About Me

My photo
Australian philosopher, literary critic, legal scholar, and professional writer. Based in Newcastle, NSW. My latest books are THE TYRANNY OF OPINION: CONFORMITY AND THE FUTURE OF LIBERALISM (2019); AT THE DAWN OF A GREAT TRANSITION: THE QUESTION OF RADICAL ENHANCEMENT (2021); and HOW WE BECAME POST-LIBERAL: THE RISE AND FALL OF TOLERATION (2024).

Thursday, August 20, 2009

Edmund Standing on the far left's campaign to suppress criticism of Islam

This article by Edmund Standing should be compulsory reading. Standing does a great job of exposing the totalising narrative of the far left, with its quasi-religious apocalypticism and its comprehensive prescriptions for human behaviour. Not all religious positions are dangerous to our liberties (the syncretic polytheism of the ancient Romans wasn't so bad, for example), and not all dangerous ideologies are religious in the sense of postulating supernatural entities. However, many current religious positions endanger our freedoms because they have strong totalitarian, dogmatic, apocalyptic tendencies, and they attempt to use the power of the state to suppress contrary views. These positions should be critiqued and resisted. The same applies to quasi-religions such as Marxism and Nazism.

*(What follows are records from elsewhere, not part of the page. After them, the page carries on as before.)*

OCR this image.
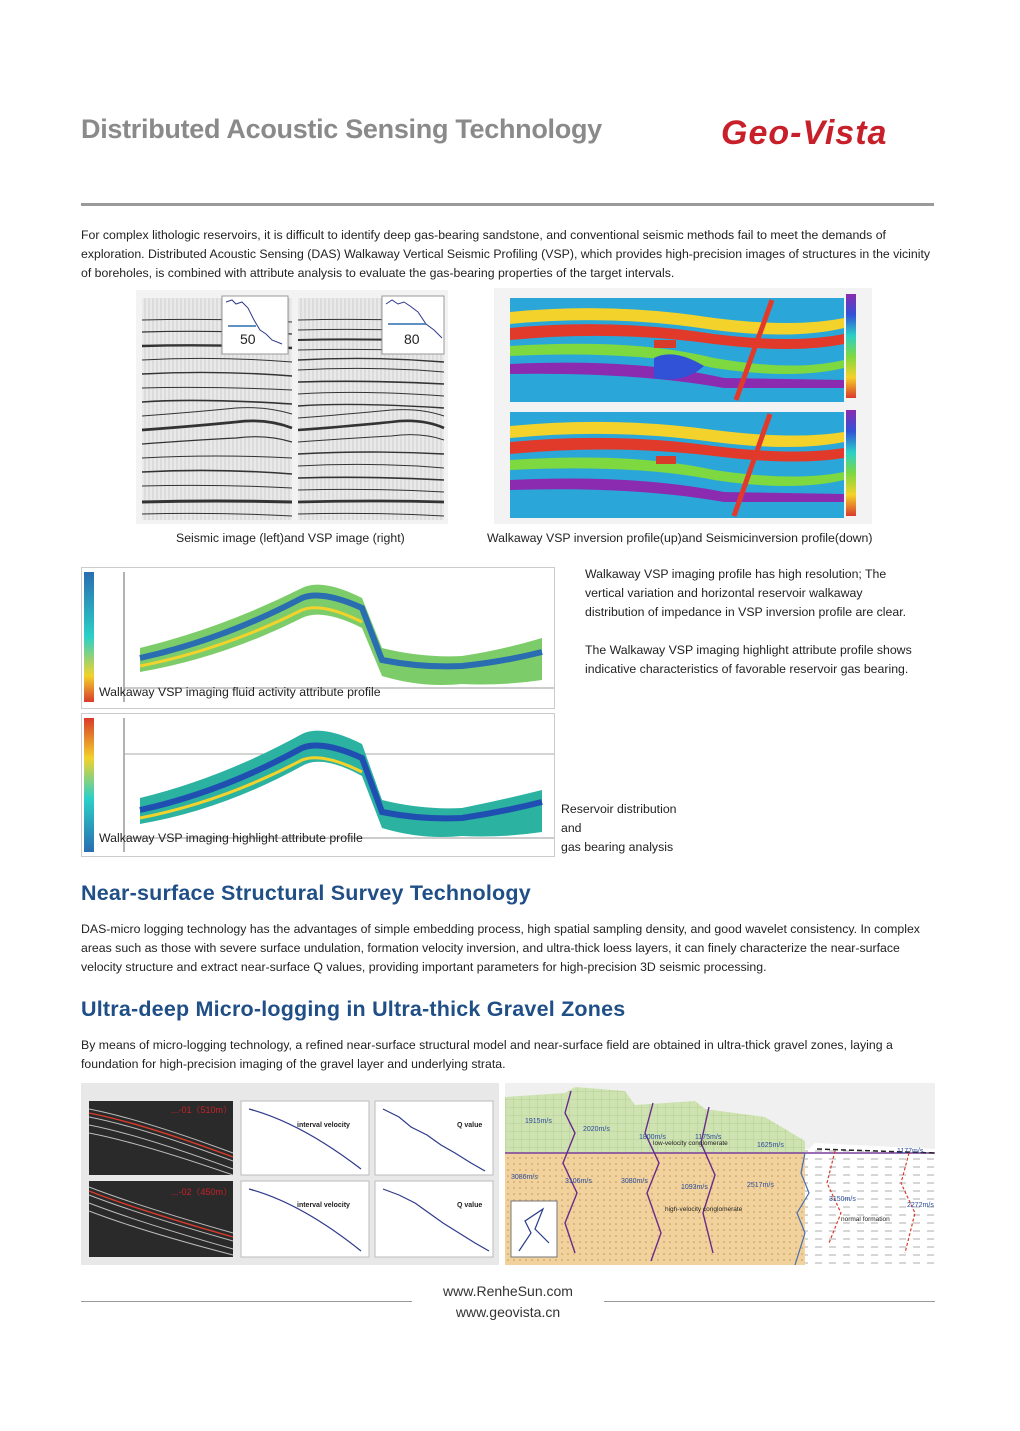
Distributed Acoustic Sensing Technology	Geo-Vista
For complex lithologic reservoirs, it is difficult to identify deep gas-bearing sandstone, and conventional seismic methods fail to meet the demands of exploration. Distributed Acoustic Sensing (DAS) Walkaway Vertical Seismic Profiling (VSP), which provides high-precision images of structures in the vicinity of boreholes, is combined with attribute analysis to evaluate the gas-bearing properties of the target intervals.
50	80
Seismic image (left)and VSP image (right)	Walkaway VSP inversion profile(up)and Seismicinversion profile(down)
Walkaway VSP imaging fluid activity attribute profile
Walkaway VSP imaging highlight attribute profile
Walkaway VSP imaging profile has high resolution; The vertical variation and horizontal reservoir walkaway distribution of impedance in VSP inversion profile are clear.
The Walkaway VSP imaging highlight attribute profile shows indicative characteristics of favorable reservoir gas bearing.
Reservoir distribution
and
gas bearing analysis
Near-surface Structural Survey Technology
DAS-micro logging technology has the advantages of simple embedding process, high spatial sampling density, and good wavelet consistency. In complex areas such as those with severe surface undulation, formation velocity inversion, and ultra-thick loess layers, it can finely characterize the near-surface velocity structure and extract near-surface Q values, providing important parameters for high-precision 3D seismic processing.
Ultra-deep Micro-logging in Ultra-thick Gravel Zones
By means of micro-logging technology, a refined near-surface structural model and near-surface field are obtained in ultra-thick gravel zones, laying a foundation for high-precision imaging of the gravel layer and underlying strata.
...-01（510m）
...-02（450m）
interval velocity
interval velocity
Q value
Q value
1915m/s
2020m/s
1800m/s	1175m/s
1625m/s
1177m/s
3086m/s
3106m/s	3080m/s
1093m/s	2517m/s
3150m/s
2272m/s
low-velocity conglomerate
high-velocity conglomerate
normal formation
www.RenheSun.com
www.geovista.cn
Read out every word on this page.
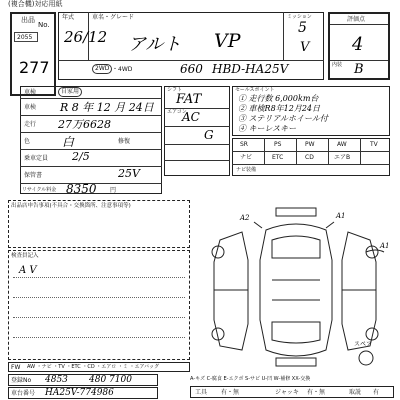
(複合機)対応用紙
出品
No.
2055
277
年式	車名・グレード	ミッション
26/12 アルト VP
5
V
2WD ・4WD	660 HBD-HA25V
評価点
4
内装 B
車検	自家用
車検 R 8 年 12 月 24日
走行 27万6628
色	白	修復
乗車定員 2/5
保管書	25V
リサイクル料金 8350 円
シフト
FAT
エアコン
AC
G
セールスポイント
① 走行数 6,000km台
② 車検R8年12月24日
③ ステリアルホイール付
④ キーレスキー
SR	PS	PW	AW	TV
ナビ	ETC	CD	エアB
ナビ装備
出品店申告事項(不具合・交換箇所、注意事項等)
検査員記入
A V
A2	A1
A1
スペア
FW AW ・ナビ ・TV ・ETC ・CD ・エアロ ・ミ ・エアバッグ
登録No 4853 480 7100
車台番号 HA25V-774986
A-キズ C-腐食 E-エクボ S-サビ U-凹 W-補修 XX-交換
工具 有・無	ジャッキ 有・無	取説 有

In this case, we see hardline Marxists attempting to characterise any criticism of Islam, as a body of beliefs and sanctioned practices, as something akin to racism. It is nothing of the sort.

Hardline Marxists are not friends of liberal secularists. Marx did have some worthwhile sociological insights, but a dogmatic and comprehensive Marxist worldview shares all the worst characteristics of the monotheistic religions.

1 comment:

Steve Zara said...

There is a mirror image of the problem that has to be understood as well: Uncritical and emotional demonisation of all who identify as Muslims. This is something I come across regularly. And, there is without doubt in some countries at least some attacking of Islam that really is racist. This is because there is a very strong correlation in some countries, such as the UK, between Islam and race/skin colour. For the far-right, outspoken atheists are sometimes seen as 'useful idiots' in the battle against a racial group. In the UK this has been seen with the BNP's use and promotion of Pat Condell's videos (Condell himself does not share their extreme politics).

The following phrase from the B/W article:
a political delusion based on faith in the existence an imagined 'racist imperialist' conspiracy and a conviction that they are a morally pure elite who will one day lead ' an aroused people' to revolutionary glory.

Describes perfectly the attitude of far-right groups that can attempt to piggyback on the "less thoughtful" and more emotional attacks on Islam.

There can be useful and productive criticism of reactionary and oppressive religion. (There has to be!) But I think for this criticism to be most effective, the ways that religion and opposition to religion are seen by those on both the far left and far right has to be understood.